Question of the Week # 241

241) A 44 year old man is evaluated in the clinic for moderately severe pain in his bilateral lower extremities for the past 6 months. He describes pain that occurs at rest and is increased on walking. The pain is worse in winters. His history is significant for chronic smoking about 2 packs per day for the past 25 years. He denies any history of thrombosis. On examination, he is afebrile and heart sounds are regular. Distal lower extremities are tender to touch. An ulcer measuring 2cm is noted on the left great toe. Posterior tibial and dorsalis pedis artery pulses are diminished. There is erythema and tenderness along the course of great saphenous vein. Laboratory investigations including complete blood count, chemistry panel and anti-nuclear antibodies are with in normal limits. Which of the following is most helpful in distinguishing this disorder from other vaso-occlusive diseases?

A)     Raynaud phenomenon

B)     Superficial Phlebitis

C)      Digital ulcers

D)     Young age

E)     Diminished arterial pulses

9 Responses

  1. c

  2. ccccccccc

  3. E

  4. Dr Red can you please explain
    This looks like Buergers disease,more common in young smoker,
    is it raynauds or sup phlebitis more suggestive of the disease?

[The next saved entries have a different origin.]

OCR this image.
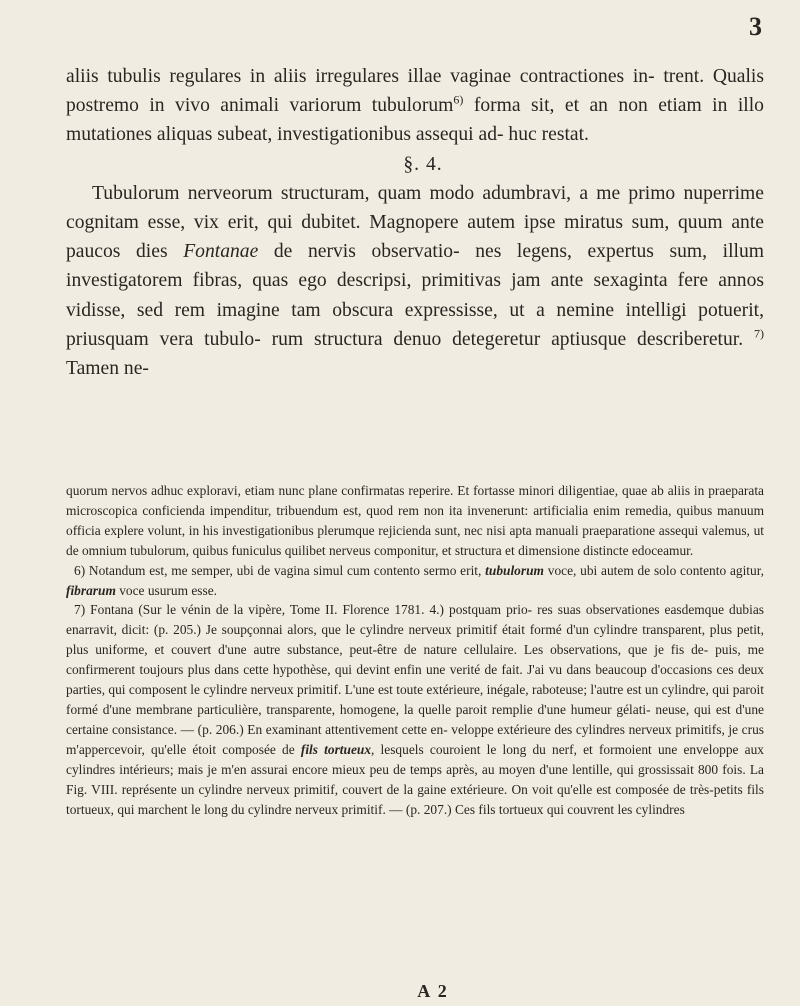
3

aliis tubulis regulares in aliis irregulares illae vaginae contractiones in- trent. Qualis postremo in vivo animali variorum tubulorum$^{6)}$ forma sit, et an non etiam in illo mutationes aliquas subeat, investigationibus assequi ad- huc restat.

§. 4.

Tubulorum nerveorum structuram, quam modo adumbravi, a me primo nuperrime cognitam esse, vix erit, qui dubitet. Magnopere autem ipse miratus sum, quum ante paucos dies Fontanae de nervis observatio- nes legens, expertus sum, illum investigatorem fibras, quas ego descripsi, primitivas jam ante sexaginta fere annos vidisse, sed rem imagine tam obscura expressisse, ut a nemine intelligi potuerit, priusquam vera tubulo- rum structura denuo detegeretur aptiusque describeretur. $^{7)}$ Tamen ne-

quorum nervos adhuc exploravi, etiam nunc plane confirmatas reperire. Et fortasse minori diligentiae, quae ab aliis in praeparata microscopica conficienda impenditur, tribuendum est, quod rem non ita invenerunt: artificialia enim remedia, quibus manuum officia explere volunt, in his investigationibus plerumque rejicienda sunt, nec nisi apta manuali praeparatione assequi valemus, ut de omnium tubulorum, quibus funiculus quilibet nerveus componitur, et structura et dimensione distincte edoceamur.

6) Notandum est, me semper, ubi de vagina simul cum contento sermo erit, tubulorum voce, ubi autem de solo contento agitur, fibrarum voce usurum esse.

7) Fontana (Sur le vénin de la vipère, Tome II. Florence 1781. 4.) postquam prio- res suas observationes easdemque dubias enarravit, dicit: (p. 205.) Je soupçonnai alors, que le cylindre nerveux primitif était formé d'un cylindre transparent, plus petit, plus uniforme, et couvert d'une autre substance, peut-être de nature cellulaire. Les observations, que je fis de- puis, me confirmerent toujours plus dans cette hypothèse, qui devint enfin une verité de fait. J'ai vu dans beaucoup d'occasions ces deux parties, qui composent le cylindre nerveux primitif. L'une est toute extérieure, inégale, raboteuse; l'autre est un cylindre, qui paroit formé d'une membrane particulière, transparente, homogene, la quelle paroit remplie d'une humeur gélati- neuse, qui est d'une certaine consistance. — (p. 206.) En examinant attentivement cette en- veloppe extérieure des cylindres nerveux primitifs, je crus m'appercevoir, qu'elle étoit composée de fils tortueux, lesquels couroient le long du nerf, et formoient une enveloppe aux cylindres intérieurs; mais je m'en assurai encore mieux peu de temps après, au moyen d'une lentille, qui grossissait 800 fois. La Fig. VIII. représente un cylindre nerveux primitif, couvert de la gaine extérieure. On voit qu'elle est composée de très-petits fils tortueux, qui marchent le long du cylindre nerveux primitif. — (p. 207.) Ces fils tortueux qui couvrent les cylindres

A 2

  5. C…….Skin ulcerations and gangrene of the digits (fingers and toes) are common in Buerger’s disease, and less common in others conditions. This is a desease of arteries and veins.

    Buerger’s disease (thromboangiitis obliterans) is a rare disease of the……. arteries and veins……….. in the arms and legs. In Buerger’s disease, your blood vessels become inflamed, swell and can become blocked with blood clots (thrombi). This eventually damages or destroys skin tissues and may lead to infection and gangrene. Buerger’s disease usually first shows in the hands and feet and may eventually affect larger areas of your arms and legs.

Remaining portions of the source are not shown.